Download or read book Border Wars of the West written by John Frost and published by . This book was released on 1853 with total page 624 pages. Available in PDF, EPUB and Kindle. Book excerpt:
Download or read book Civil War in the Southwest Borderlands 1861 1867 written by Andrew E. Masich and published by University of Oklahoma Press. This book was released on 2017-02-03 with total page 465 pages. Available in PDF, EPUB and Kindle. Book excerpt: Still the least-understood theater of the Civil War, the Southwest Borderlands saw not only Union and Confederate forces clashing but Indians, Hispanos, and Anglos struggling for survival, power, and dominance on both sides of the U.S.-Mexico border. While other scholars have examined individual battles, Andrew E. Masich is the first to analyze these conflicts as interconnected civil wars. Based on previously overlooked Indian Depredation Claim records and a wealth of other sources, this book is both a close-up history of the Civil War in the region and an examination of the war-making traditions of its diverse peoples. Along the border, Masich argues, the Civil War played out as a collision between three warrior cultures. Indians, Hispanos, and Anglos brought their own weapons and tactics to the struggle, but they also shared many traditions. Before the war, the three groups engaged one another in cycles of raid and reprisal involving the taking of livestock and human captives, reflecting a peculiar mixture of conflict and interdependence. When U.S. regular troops were withdrawn in 1861 to fight in the East, the resulting power vacuum led to unprecedented violence in the West.

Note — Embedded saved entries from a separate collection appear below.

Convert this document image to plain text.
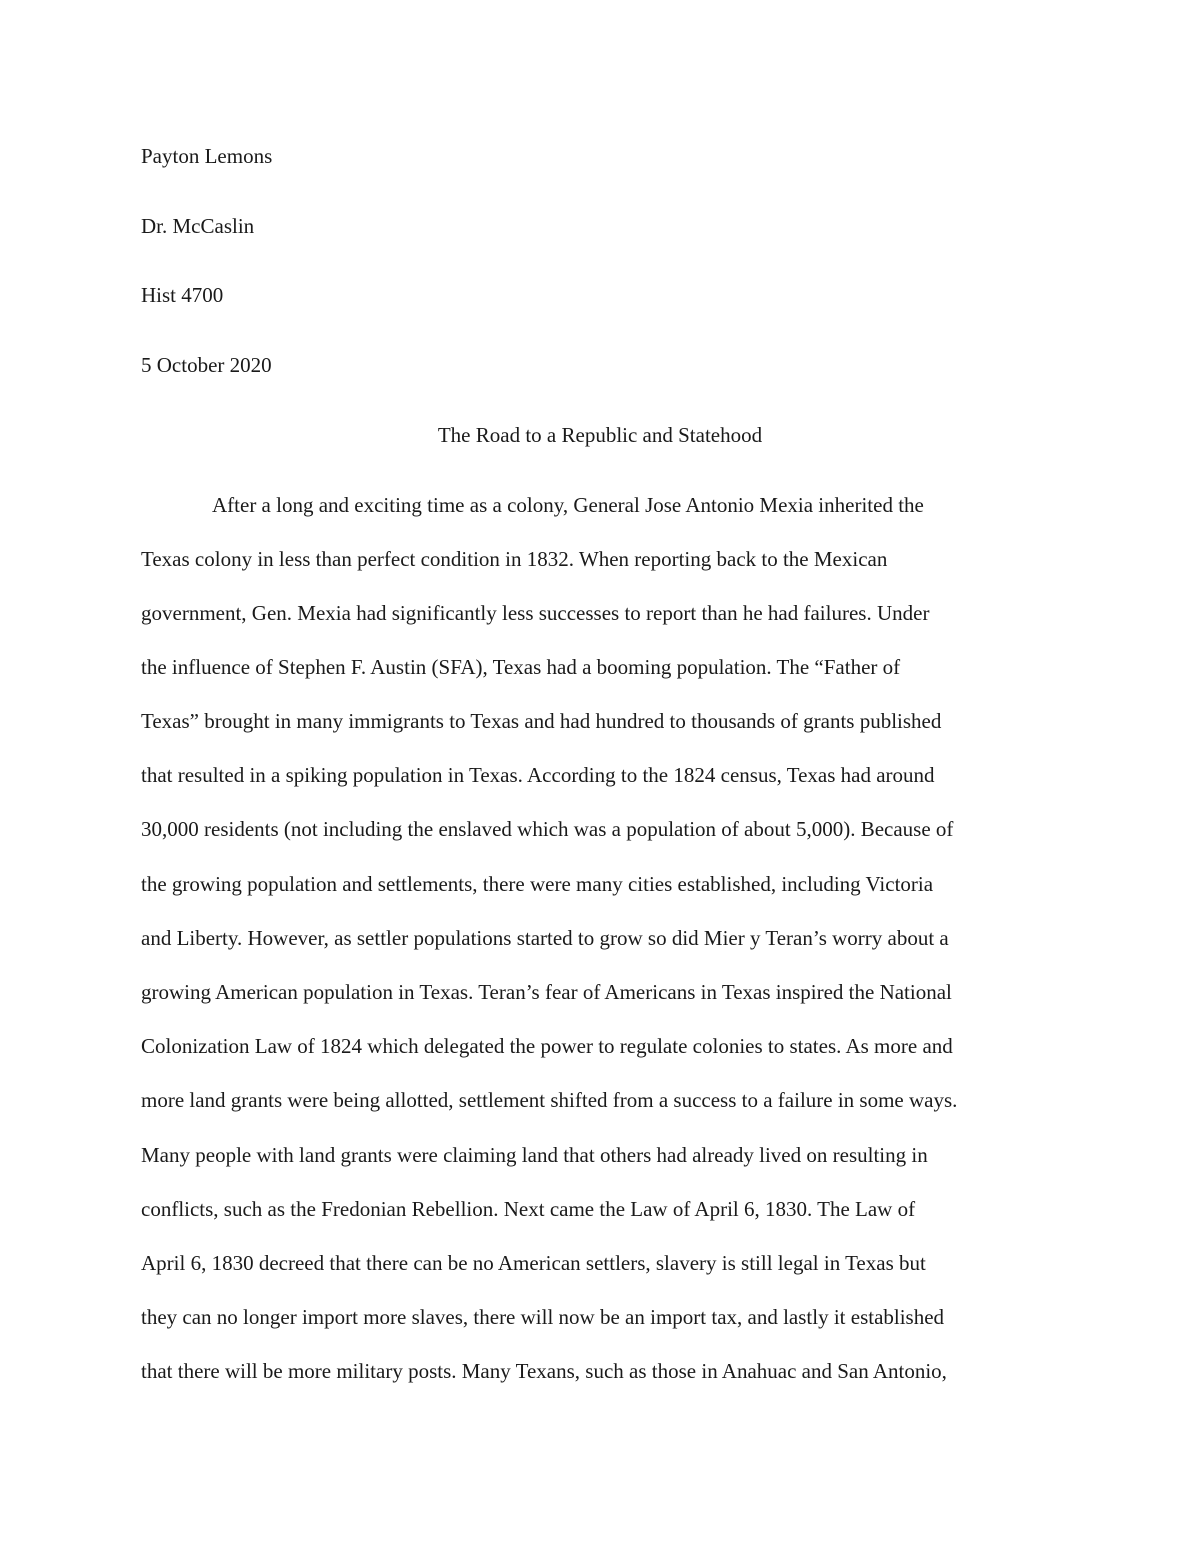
Payton Lemons
Dr. McCaslin
Hist 4700
5 October 2020
The Road to a Republic and Statehood
After a long and exciting time as a colony, General Jose Antonio Mexia inherited the
Texas colony in less than perfect condition in 1832. When reporting back to the Mexican
government, Gen. Mexia had significantly less successes to report than he had failures. Under
the influence of Stephen F. Austin (SFA), Texas had a booming population. The “Father of
Texas” brought in many immigrants to Texas and had hundred to thousands of grants published
that resulted in a spiking population in Texas. According to the 1824 census, Texas had around
30,000 residents (not including the enslaved which was a population of about 5,000). Because of
the growing population and settlements, there were many cities established, including Victoria
and Liberty. However, as settler populations started to grow so did Mier y Teran’s worry about a
growing American population in Texas. Teran’s fear of Americans in Texas inspired the National
Colonization Law of 1824 which delegated the power to regulate colonies to states. As more and
more land grants were being allotted, settlement shifted from a success to a failure in some ways.
Many people with land grants were claiming land that others had already lived on resulting in
conflicts, such as the Fredonian Rebellion. Next came the Law of April 6, 1830. The Law of
April 6, 1830 decreed that there can be no American settlers, slavery is still legal in Texas but
they can no longer import more slaves, there will now be an import tax, and lastly it established
that there will be more military posts. Many Texans, such as those in Anahuac and San Antonio,
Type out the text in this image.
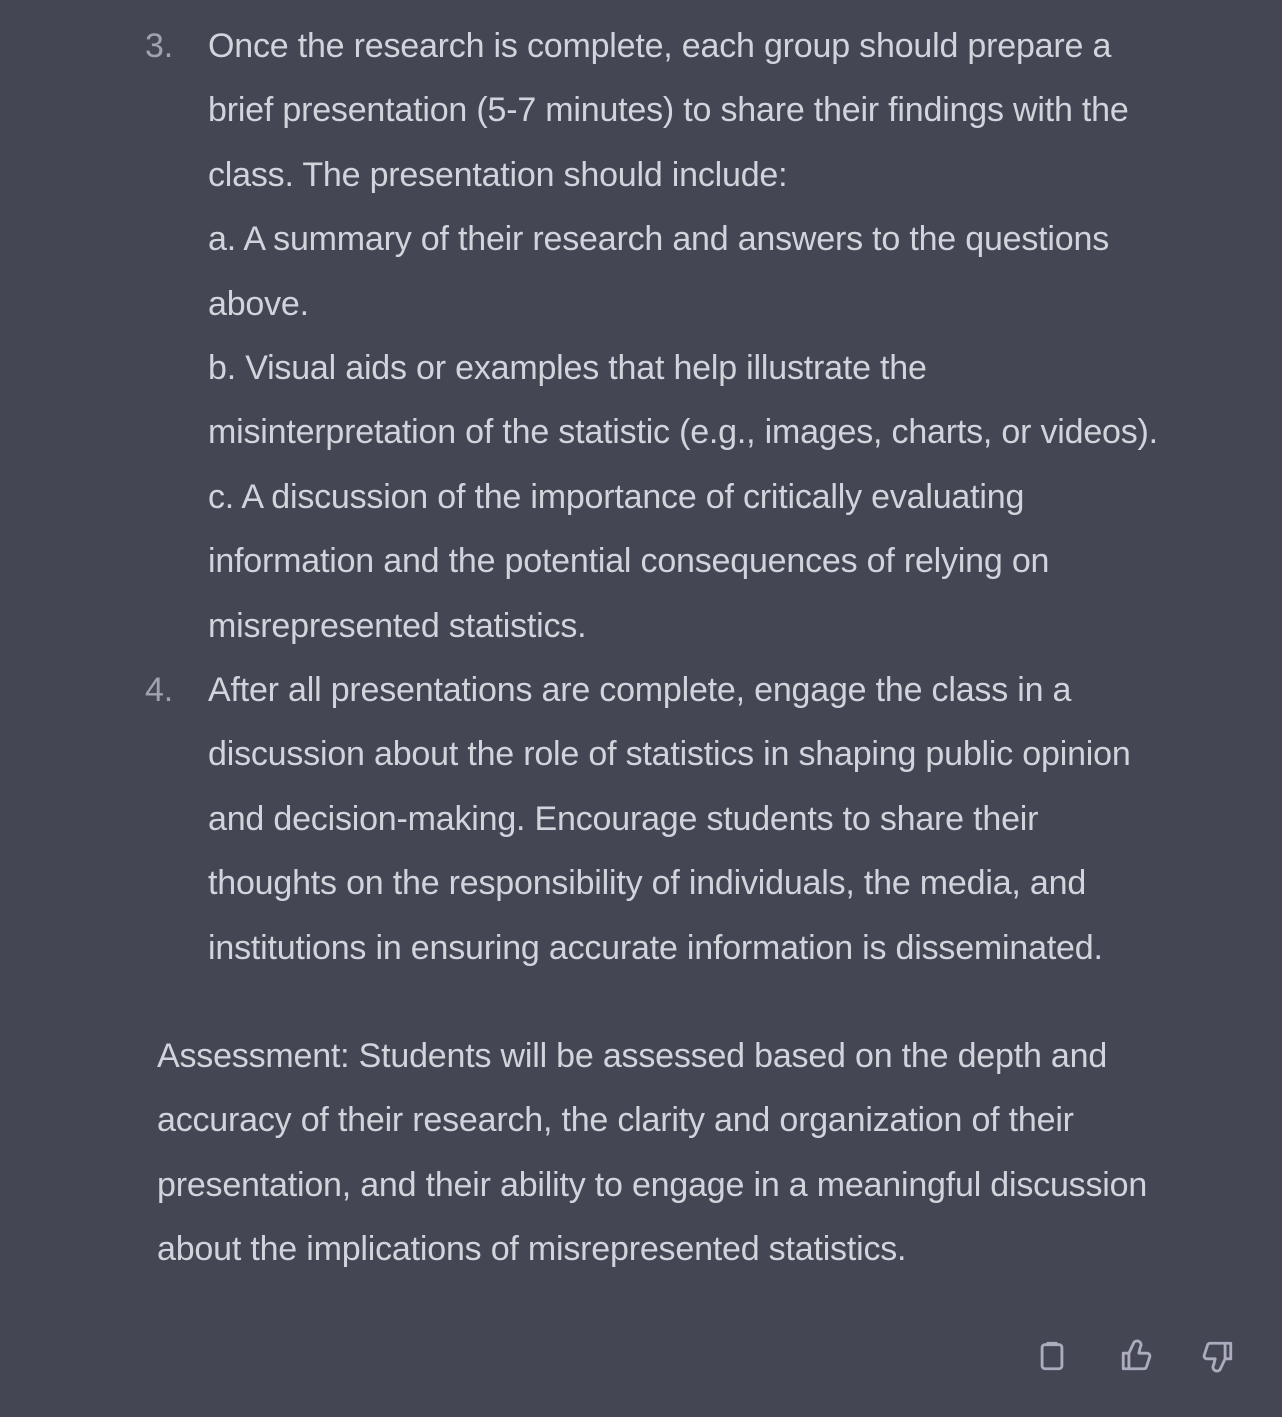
3. Once the research is complete, each group should prepare a
brief presentation (5-7 minutes) to share their findings with the
class. The presentation should include:
a. A summary of their research and answers to the questions
above.
b. Visual aids or examples that help illustrate the
misinterpretation of the statistic (e.g., images, charts, or videos).
c. A discussion of the importance of critically evaluating
information and the potential consequences of relying on
misrepresented statistics.
4. After all presentations are complete, engage the class in a
discussion about the role of statistics in shaping public opinion
and decision-making. Encourage students to share their
thoughts on the responsibility of individuals, the media, and
institutions in ensuring accurate information is disseminated.
Assessment: Students will be assessed based on the depth and
accuracy of their research, the clarity and organization of their
presentation, and their ability to engage in a meaningful discussion
about the implications of misrepresented statistics.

Indians fought Indians, Hispanos battled Hispanos, and Anglos vied for control of the Southwest, while each group sought allies in conflicts related only indirectly to the secession crisis. When Union and Confederate forces invaded the Southwest, Anglo soldiers, Hispanos, and sedentary Indian tribes forged alliances that allowed them to collectively wage a relentless war on Apaches, Comanches, and Navajos. Mexico’s civil war and European intervention served only to enlarge the conflict in the borderlands. When the fighting subsided, a new power hierarchy had emerged and relations between the region’s inhabitants, and their nations, forever changed. Masich’s perspective on borderlands history offers a single, cohesive framework for understanding this power shift while demonstrating the importance of transnational and multicultural views of the American Civil War and the Southwest Borderlands.